‘Breaking Bad’ Creator Vince Gilligan Urges More Good Guys in Stories Now That Bad Guys Have Taken Over the World: ‘God Help Us, They’ve Become Aspirational’

https://variety.com/2025/tv/news/breaking-bad-creator-vince-gilligan-good-guys-walter-white-1236309604/

17 comments
  1. > Gilligan admits that the “bad guys” in pop culture have become too appealing — and that has perhaps been sending the wrong message. “I really think that, when we create characters as indelible as Michael Corleone or Hannibal Lecter or Darth Vader or Tony Soprano, viewers everywhere, all around the world, they pay attention,” he said. “They say, ‘Man, those dudes are badass. I want to be that cool.’ When that happens, fictional bad guys stop being the cautionary player that they were created to be. God help us, they’ve become aspirational. **So maybe what the world needs now are some good, old fashioned, Greatest Generation types who give more than they take. Who think that kindness, tolerance and sacrifice aren’t strictly for chumps.”**

  2. I might have even been okay with a White (pun intended – Walter White) leader.

    God help us, we got the Salamancas!

    (No ethnic offence intended, I am talking 100% from the show perspective)

  3. Help us, Vince, you’re our only hope

    write a cool good guy. please. PLEASE.

  4. I’m not a creator or creative, but as a consumer, I’ve noticed the trend for a long time (decades) of humanizing psychopaths to grab at the audience’s engagement with the character. Was that not a great move? I don’t know.

    As one famously sympathetic and swoon-worthy serial killer said, “Movies don’t create psychos, movies make psychos more creative.”

    If Obama and Trump watched *Schindler’s List*, which is not a movie with empathetic baddies, they’re still going to get two different lessons: one would want to save people when he could and one would want to contract & exploit prison labor with no government oversight.

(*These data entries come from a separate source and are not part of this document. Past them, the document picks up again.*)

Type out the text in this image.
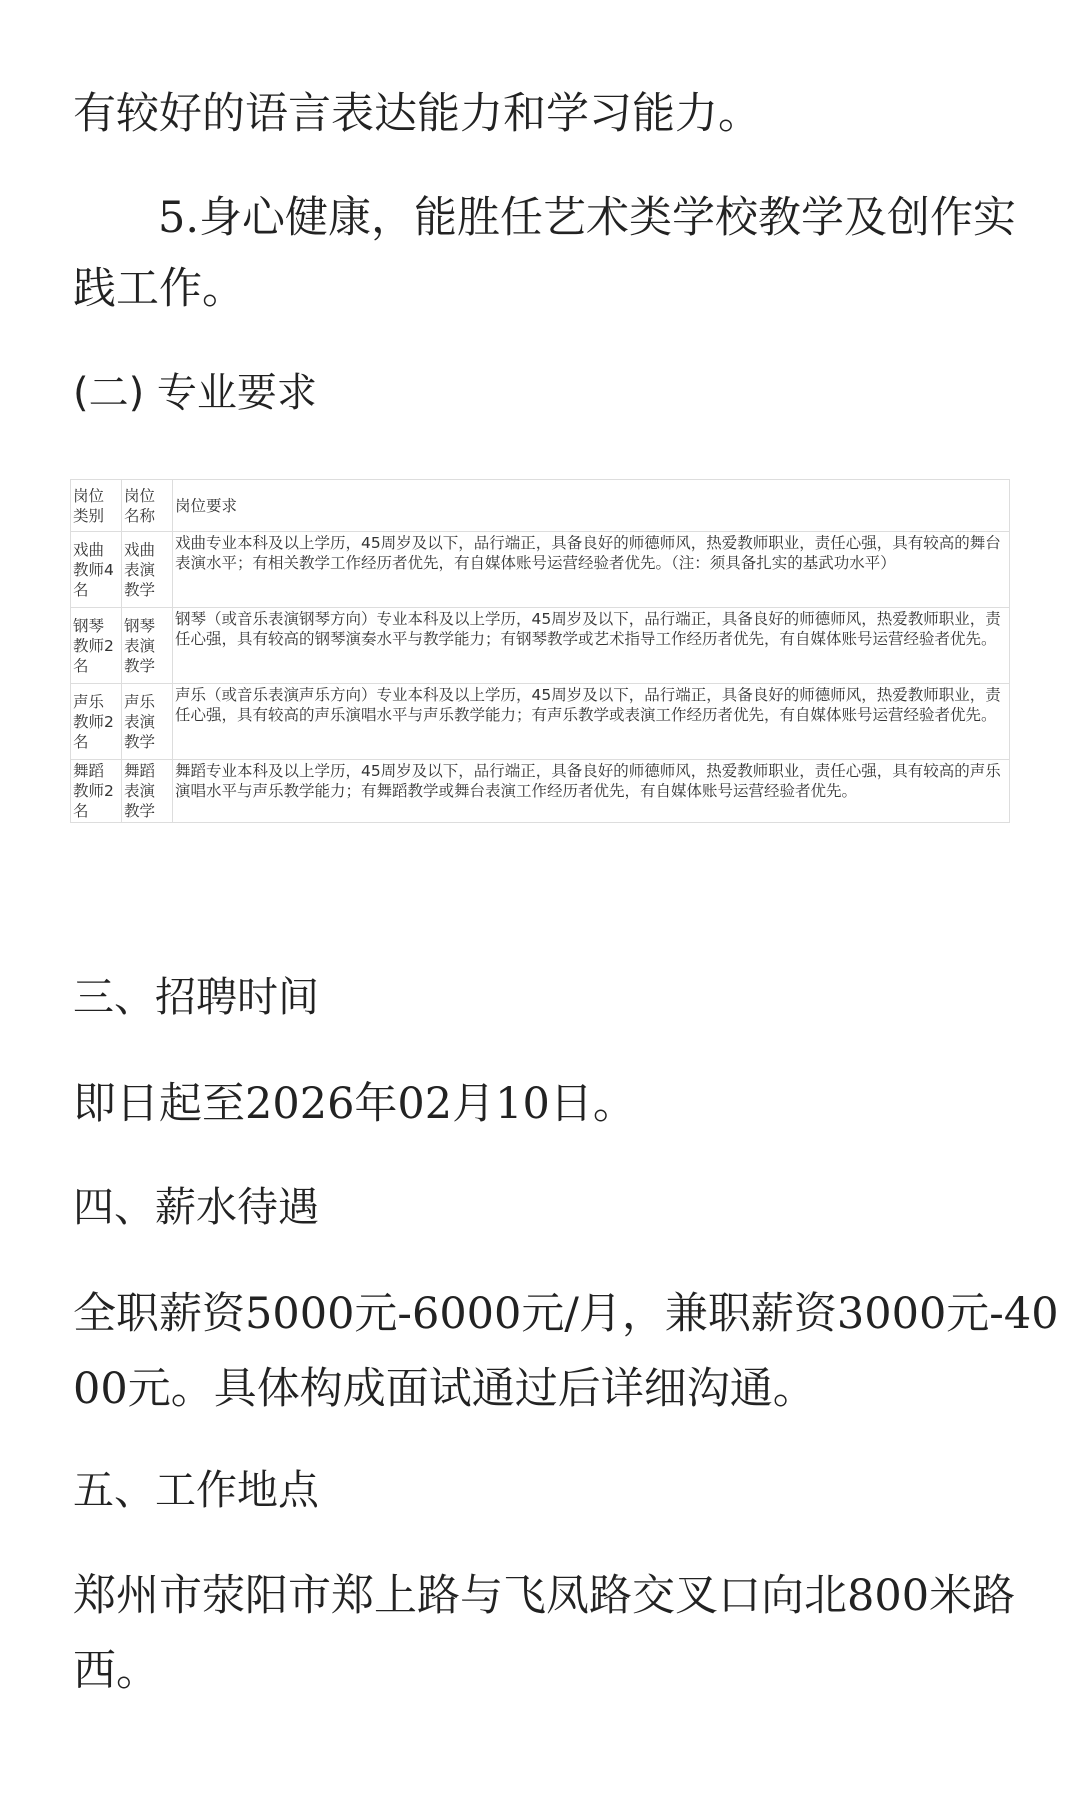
有较好的语言表达能力和学习能力。
5.身心健康，能胜任艺术类学校教学及创作实
践工作。
(二) 专业要求
岗位类别	岗位名称	岗位要求
戏曲教师4名	戏曲表演教学	戏曲专业本科及以上学历，45周岁及以下，品行端正，具备良好的师德师风，热爱教师职业，责任心强，具有较高的舞台表演水平；有相关教学工作经历者优先，有自媒体账号运营经验者优先。（注：须具备扎实的基武功水平）
钢琴教师2名	钢琴表演教学	钢琴（或音乐表演钢琴方向）专业本科及以上学历，45周岁及以下，品行端正，具备良好的师德师风，热爱教师职业，责任心强，具有较高的钢琴演奏水平与教学能力；有钢琴教学或艺术指导工作经历者优先，有自媒体账号运营经验者优先。
声乐教师2名	声乐表演教学	声乐（或音乐表演声乐方向）专业本科及以上学历，45周岁及以下，品行端正，具备良好的师德师风，热爱教师职业，责任心强，具有较高的声乐演唱水平与声乐教学能力；有声乐教学或表演工作经历者优先，有自媒体账号运营经验者优先。
舞蹈教师2名	舞蹈表演教学	舞蹈专业本科及以上学历，45周岁及以下，品行端正，具备良好的师德师风，热爱教师职业，责任心强，具有较高的声乐演唱水平与声乐教学能力；有舞蹈教学或舞台表演工作经历者优先，有自媒体账号运营经验者优先。
三、招聘时间
即日起至2026年02月10日。
四、薪水待遇
全职薪资5000元-6000元/月，兼职薪资3000元-40
00元。具体构成面试通过后详细沟通。
五、工作地点
郑州市荥阳市郑上路与飞凤路交叉口向北800米路
西。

  5. How about more uplifting movies and tv shows instead of people intentionally writing everything to disappoint the audience because “it’s more realistic”

  6. I genuinely hope that Superman & Fantastic Four are examples of this kind of storytelling that 1) are good, and 2) do well. We really need optimistic stories about what is possible.

  7. An inspirational faux cooking show with Walt Jr. serving up breakfast.

  8. I’m just intrigued because I love his work. Plus sci-fi? Win win really.

  9. Both the stories he has produced, his “grey” guys got what they deserved and noone felt like they were “punished”.or disrespected which is a rarity with grey characters in today’s media

  10. a few years back i was really hoping that the new perry mason was going to be like this but no, they had to give him a dark origin story to try and make him an anti hero of sorts…i couldn’t keep watching after 2-3 episodes.

  11. WORD. obsessed with “the Diplomat” and “Conclave”. side note: was thinking the other day, young uns/students could watch “the Crown” and be smarter for it.

  12. I agree. Get rid of the “appealing” antiheroes. We need to stop cheering the bad guys on. I’ve been thinking that exactly since Trump got elected this time. I think that is, in part, a consequence of this long term trend in our culture. I personally am done with antiheroes; I no longer find them attractive or appealing so I avoid them.

  13. Audiences always loved a good hero.

    But good guys are much harder to write for now. Social media is always ready to tear them down. They don’t do the shocking things necessary for today’s short attention spans.